Taken together, we can put these three trees side by side. They tell the stories of cosmic evolution, biological evolution, and human evolution.

Each have the same pattern.

A small alphabet of foundational building blocks create a tree of complexity.

  • 10 Organic Elements create The Tree of Possible Molecules
  • The 4 letters (CGAT) of genes create The Tree of Life
  • The 50 phonemes of language and memes create The Tree of Ideas

This leads to other questions like:

  • How does the tree of life evolve?
  • How does the tree of ideas evolve?
  • Do bits create The Tree of Algorithms?

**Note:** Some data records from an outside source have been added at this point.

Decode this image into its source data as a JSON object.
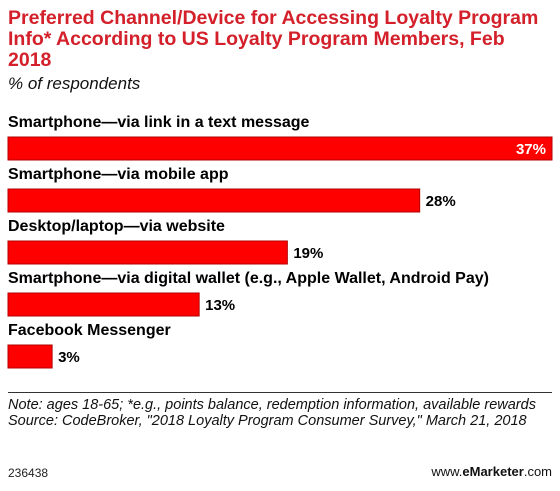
{
  "title": "Preferred Channel/Device for Accessing Loyalty Program Info* According to US Loyalty Program Members, Feb 2018",
  "subtitle": "% of respondents",
  "chart_data": {
    "type": "bar",
    "orientation": "horizontal",
    "categories": [
      "Smartphone—via link in a text message",
      "Smartphone—via mobile app",
      "Desktop/laptop—via website",
      "Smartphone—via digital wallet (e.g., Apple Wallet, Android Pay)",
      "Facebook Messenger"
    ],
    "values": [
      37,
      28,
      19,
      13,
      3
    ],
    "value_labels": [
      "37%",
      "28%",
      "19%",
      "13%",
      "3%"
    ],
    "xlim": [
      0,
      37
    ],
    "grid": false,
    "bar_color": "#ff0000"
  },
  "notes": {
    "note": "Note: ages 18-65; *e.g., points balance, redemption information, available rewards",
    "source": "Source: CodeBroker, \"2018 Loyalty Program Consumer Survey,\" March 21, 2018"
  },
  "footer": {
    "chart_id": "236438",
    "brand_prefix": "www.",
    "brand_bold": "eMarketer",
    "brand_suffix": ".com"
  },
  "colors": {
    "title": "#d3202a",
    "bar": "#ff0000",
    "bar_border": "#b00000"
  }
}
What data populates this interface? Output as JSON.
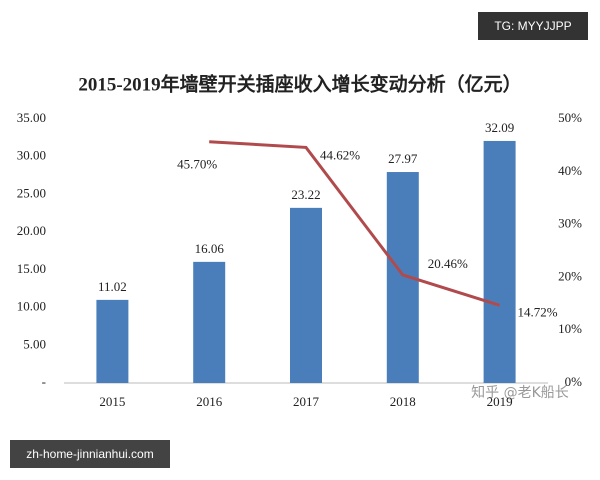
{
  "chart_data": {
    "type": "bar-line",
    "title": "2015-2019年墙壁开关插座收入增长变动分析（亿元）",
    "categories": [
      "2015",
      "2016",
      "2017",
      "2018",
      "2019"
    ],
    "series": [
      {
        "type": "bar",
        "color": "#4a7ebb",
        "values": [
          11.02,
          16.06,
          23.22,
          27.97,
          32.09
        ],
        "value_labels": [
          "11.02",
          "16.06",
          "23.22",
          "27.97",
          "32.09"
        ]
      },
      {
        "type": "line",
        "axis": "y2",
        "color": "#b04a4c",
        "values": [
          null,
          45.7,
          44.62,
          20.46,
          14.72
        ],
        "value_labels": [
          null,
          "45.70%",
          "44.62%",
          "20.46%",
          "14.72%"
        ]
      }
    ],
    "ylim": [
      0,
      35
    ],
    "yticks": [
      {
        "value": 0,
        "label": "-"
      },
      {
        "value": 5,
        "label": "5.00"
      },
      {
        "value": 10,
        "label": "10.00"
      },
      {
        "value": 15,
        "label": "15.00"
      },
      {
        "value": 20,
        "label": "20.00"
      },
      {
        "value": 25,
        "label": "25.00"
      },
      {
        "value": 30,
        "label": "30.00"
      },
      {
        "value": 35,
        "label": "35.00"
      }
    ],
    "y2lim": [
      0,
      50
    ],
    "y2ticks": [
      {
        "value": 0,
        "label": "0%"
      },
      {
        "value": 10,
        "label": "10%"
      },
      {
        "value": 20,
        "label": "20%"
      },
      {
        "value": 30,
        "label": "30%"
      },
      {
        "value": 40,
        "label": "40%"
      },
      {
        "value": 50,
        "label": "50%"
      }
    ]
  },
  "watermarks": [
    "TG: MYYJJPP",
    "知乎 @老K船长",
    "zh-home-jinnianhui.com"
  ]
}
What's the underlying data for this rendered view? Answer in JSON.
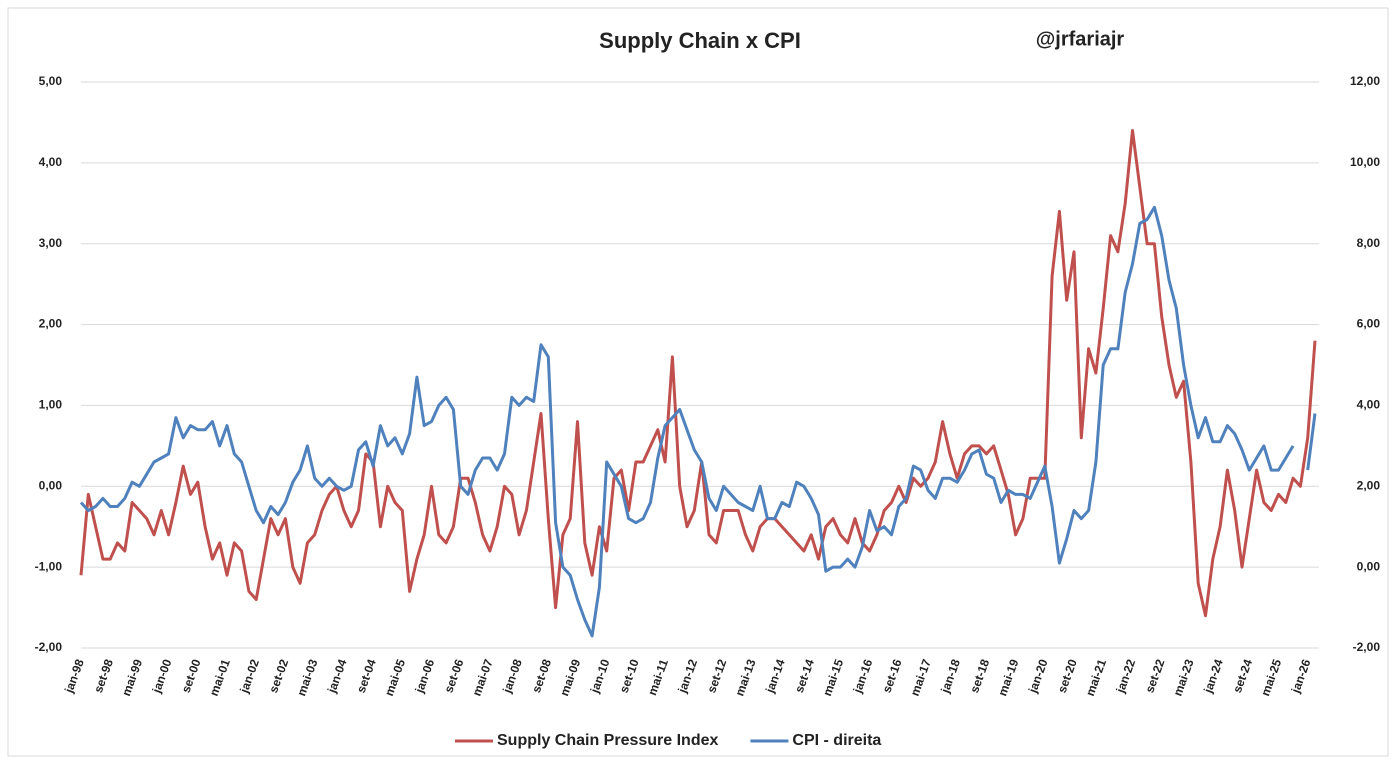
{
  "chart_data": {
    "type": "line",
    "title": "Supply Chain x CPI",
    "annotation": "@jrfariajr",
    "categories": [
      "jan-98",
      null,
      null,
      null,
      "set-98",
      null,
      null,
      null,
      "mai-99",
      null,
      null,
      null,
      "jan-00",
      null,
      null,
      null,
      "set-00",
      null,
      null,
      null,
      "mai-01",
      null,
      null,
      null,
      "jan-02",
      null,
      null,
      null,
      "set-02",
      null,
      null,
      null,
      "mai-03",
      null,
      null,
      null,
      "jan-04",
      null,
      null,
      null,
      "set-04",
      null,
      null,
      null,
      "mai-05",
      null,
      null,
      null,
      "jan-06",
      null,
      null,
      null,
      "set-06",
      null,
      null,
      null,
      "mai-07",
      null,
      null,
      null,
      "jan-08",
      null,
      null,
      null,
      "set-08",
      null,
      null,
      null,
      "mai-09",
      null,
      null,
      null,
      "jan-10",
      null,
      null,
      null,
      "set-10",
      null,
      null,
      null,
      "mai-11",
      null,
      null,
      null,
      "jan-12",
      null,
      null,
      null,
      "set-12",
      null,
      null,
      null,
      "mai-13",
      null,
      null,
      null,
      "jan-14",
      null,
      null,
      null,
      "set-14",
      null,
      null,
      null,
      "mai-15",
      null,
      null,
      null,
      "jan-16",
      null,
      null,
      null,
      "set-16",
      null,
      null,
      null,
      "mai-17",
      null,
      null,
      null,
      "jan-18",
      null,
      null,
      null,
      "set-18",
      null,
      null,
      null,
      "mai-19",
      null,
      null,
      null,
      "jan-20",
      null,
      null,
      null,
      "set-20",
      null,
      null,
      null,
      "mai-21",
      null,
      null,
      null,
      "jan-22",
      null,
      null,
      null,
      "set-22",
      null,
      null,
      null,
      "mai-23",
      null,
      null,
      null,
      "jan-24",
      null,
      null,
      null,
      "set-24",
      null,
      null,
      null,
      "mai-25",
      null,
      null,
      null,
      "jan-26",
      null
    ],
    "series": [
      {
        "name": "Supply Chain Pressure Index",
        "color": "#c0504d",
        "axis": "y",
        "values": [
          -1.1,
          -0.1,
          -0.5,
          -0.9,
          -0.9,
          -0.7,
          -0.8,
          -0.2,
          -0.3,
          -0.4,
          -0.6,
          -0.3,
          -0.6,
          -0.2,
          0.25,
          -0.1,
          0.05,
          -0.5,
          -0.9,
          -0.7,
          -1.1,
          -0.7,
          -0.8,
          -1.3,
          -1.4,
          -0.9,
          -0.4,
          -0.6,
          -0.4,
          -1.0,
          -1.2,
          -0.7,
          -0.6,
          -0.3,
          -0.1,
          0.0,
          -0.3,
          -0.5,
          -0.3,
          0.4,
          0.3,
          -0.5,
          0.0,
          -0.2,
          -0.3,
          -1.3,
          -0.9,
          -0.6,
          0.0,
          -0.6,
          -0.7,
          -0.5,
          0.1,
          0.1,
          -0.2,
          -0.6,
          -0.8,
          -0.5,
          0.0,
          -0.1,
          -0.6,
          -0.3,
          0.3,
          0.9,
          -0.4,
          -1.5,
          -0.6,
          -0.4,
          0.8,
          -0.7,
          -1.1,
          -0.5,
          -0.8,
          0.1,
          0.2,
          -0.3,
          0.3,
          0.3,
          0.5,
          0.7,
          0.3,
          1.6,
          0.0,
          -0.5,
          -0.3,
          0.3,
          -0.6,
          -0.7,
          -0.3,
          -0.3,
          -0.3,
          -0.6,
          -0.8,
          -0.5,
          -0.4,
          -0.4,
          -0.5,
          -0.6,
          -0.7,
          -0.8,
          -0.6,
          -0.9,
          -0.5,
          -0.4,
          -0.6,
          -0.7,
          -0.4,
          -0.7,
          -0.8,
          -0.6,
          -0.3,
          -0.2,
          0.0,
          -0.2,
          0.1,
          0.0,
          0.1,
          0.3,
          0.8,
          0.4,
          0.1,
          0.4,
          0.5,
          0.5,
          0.4,
          0.5,
          0.2,
          -0.1,
          -0.6,
          -0.4,
          0.1,
          0.1,
          0.1,
          2.6,
          3.4,
          2.3,
          2.9,
          0.6,
          1.7,
          1.4,
          2.2,
          3.1,
          2.9,
          3.5,
          4.4,
          3.7,
          3.0,
          3.0,
          2.1,
          1.5,
          1.1,
          1.3,
          0.3,
          -1.2,
          -1.6,
          -0.9,
          -0.5,
          0.2,
          -0.3,
          -1.0,
          -0.4,
          0.2,
          -0.2,
          -0.3,
          -0.1,
          -0.2,
          0.1,
          0.0,
          0.6,
          1.8
        ]
      },
      {
        "name": "CPI - direita",
        "color": "#4f81bd",
        "axis": "y2",
        "values": [
          1.6,
          1.4,
          1.5,
          1.7,
          1.5,
          1.5,
          1.7,
          2.1,
          2.0,
          2.3,
          2.6,
          2.7,
          2.8,
          3.7,
          3.2,
          3.5,
          3.4,
          3.4,
          3.6,
          3.0,
          3.5,
          2.8,
          2.6,
          2.0,
          1.4,
          1.1,
          1.5,
          1.3,
          1.6,
          2.1,
          2.4,
          3.0,
          2.2,
          2.0,
          2.2,
          2.0,
          1.9,
          2.0,
          2.9,
          3.1,
          2.5,
          3.5,
          3.0,
          3.2,
          2.8,
          3.3,
          4.7,
          3.5,
          3.6,
          4.0,
          4.2,
          3.9,
          2.0,
          1.8,
          2.4,
          2.7,
          2.7,
          2.4,
          2.8,
          4.2,
          4.0,
          4.2,
          4.1,
          5.5,
          5.2,
          1.1,
          0.0,
          -0.2,
          -0.8,
          -1.3,
          -1.7,
          -0.5,
          2.6,
          2.3,
          2.0,
          1.2,
          1.1,
          1.2,
          1.6,
          2.7,
          3.5,
          3.7,
          3.9,
          3.4,
          2.9,
          2.6,
          1.7,
          1.4,
          2.0,
          1.8,
          1.6,
          1.5,
          1.4,
          2.0,
          1.2,
          1.2,
          1.6,
          1.5,
          2.1,
          2.0,
          1.7,
          1.3,
          -0.1,
          0.0,
          0.0,
          0.2,
          0.0,
          0.5,
          1.4,
          0.9,
          1.0,
          0.8,
          1.5,
          1.7,
          2.5,
          2.4,
          1.9,
          1.7,
          2.2,
          2.2,
          2.1,
          2.4,
          2.8,
          2.9,
          2.3,
          2.2,
          1.6,
          1.9,
          1.8,
          1.8,
          1.7,
          2.1,
          2.5,
          1.5,
          0.1,
          0.7,
          1.4,
          1.2,
          1.4,
          2.6,
          5.0,
          5.4,
          5.4,
          6.8,
          7.5,
          8.5,
          8.6,
          8.9,
          8.2,
          7.1,
          6.4,
          5.0,
          4.0,
          3.2,
          3.7,
          3.1,
          3.1,
          3.5,
          3.3,
          2.9,
          2.4,
          2.7,
          3.0,
          2.4,
          2.4,
          2.7,
          3.0,
          null,
          2.4,
          3.8
        ]
      }
    ],
    "ylim": [
      -2,
      5
    ],
    "yticks": [
      {
        "value": -2,
        "label": "-2,00"
      },
      {
        "value": -1,
        "label": "-1,00"
      },
      {
        "value": 0,
        "label": "0,00"
      },
      {
        "value": 1,
        "label": "1,00"
      },
      {
        "value": 2,
        "label": "2,00"
      },
      {
        "value": 3,
        "label": "3,00"
      },
      {
        "value": 4,
        "label": "4,00"
      },
      {
        "value": 5,
        "label": "5,00"
      }
    ],
    "y2lim": [
      -2,
      12
    ],
    "y2ticks": [
      {
        "value": -2,
        "label": "-2,00"
      },
      {
        "value": 0,
        "label": "0,00"
      },
      {
        "value": 2,
        "label": "2,00"
      },
      {
        "value": 4,
        "label": "4,00"
      },
      {
        "value": 6,
        "label": "6,00"
      },
      {
        "value": 8,
        "label": "8,00"
      },
      {
        "value": 10,
        "label": "10,00"
      },
      {
        "value": 12,
        "label": "12,00"
      }
    ],
    "grid": true,
    "legend": "bottom"
  }
}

We'll answer those in a future post. For now, thanks for reading and let me know if you have any feedback.


Footnotes

  • This piece is heavily inspired by ideas in two books. First, The Origins of Life by John Maynard Smith introduced the concept of infinite heredity. This is roughly similar as genes creating a tree of life and memes creating a tree of ideas. Second, the Beginning of Infinity by David Deutsch introduces the idea of reach. He primarily uses this for knowledge (2+2=4 is true across the entire universe). But also lightly applies it to small symbol sets like genes and language having large reach (genes code for simple life 4B years ago but also complex life today).
  • This is actually my favorite chemical space image. If you want to truly understand how the tree of molecules works, make sure you understand the subgroups of this image. They're all pretty simple. (Carbon chains, DNA, and proteins.)